The Rev. John Archibald Dunbar-Dunbar (8 October 1849 – 11 November 1905) was a British philatelist who was one of the "Fathers of Philately" entered on the Roll of Distinguished Philatelists in 1921. He was an expert in the stamps of Australia.

==Early life==
Dunbar-Dunbar was born on 8 October 1849 at Seapark, Forres, Morayshire, Scotland, the son of Edward Dunbar-Dunbar, a captain in the 21st Fusiliers, and Phoebe Dunbar (died 1899 leaving £109,808). He received his university education at Oxford, graduating with a B.A. degree in 1873.

==Clerical career==
On 5 November 1875 at Warwick he married Louisa Cambray and by 1875 he was Assistant Curate at St. Salvador's Church, Dundee where he was subsequently ordained as a priest in 1876. In April 1878 he became the curate at St.
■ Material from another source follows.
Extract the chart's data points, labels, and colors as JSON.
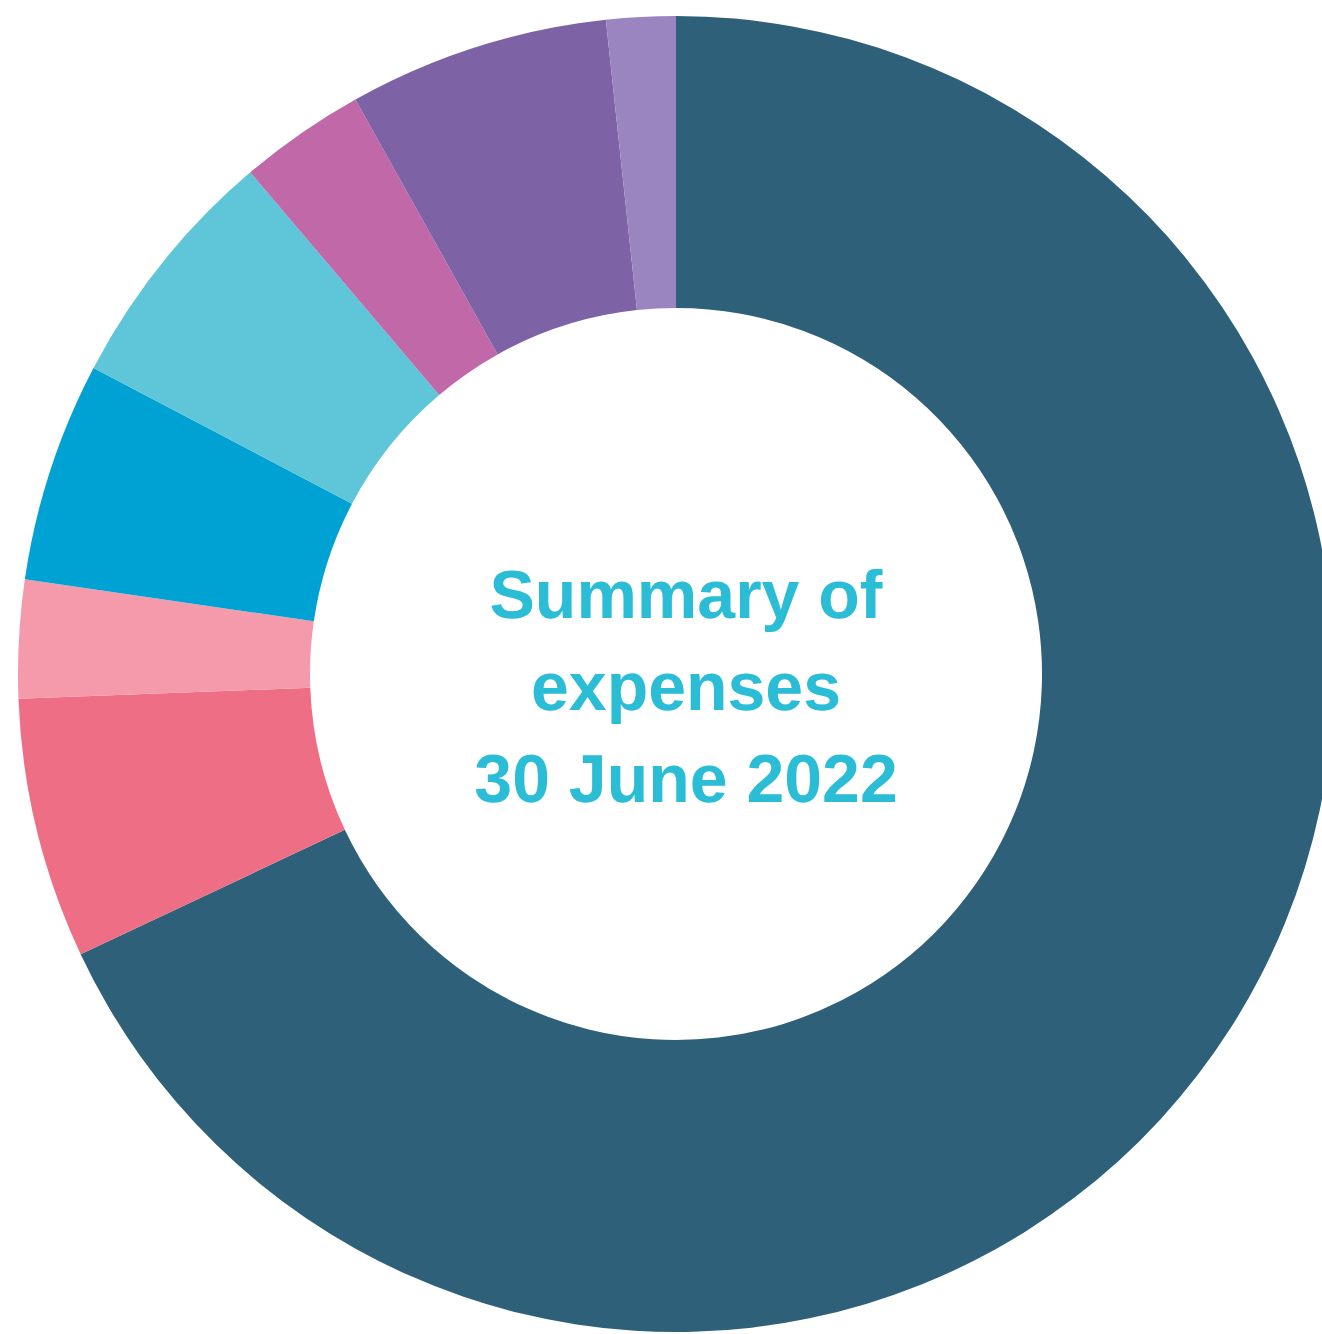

Margaret's Episcopal Church, Lochee, Dundee.

==Death==
The Reverend died in 1905 and left estate valued at £151,192. His stamps were left to the Museum of Science and Art in Edinburgh. He also left a bequest to benefit 10 poor persons in the Findhorn area aged 65 and upwards, which must have been sizeable at the time, but is now only about £4000.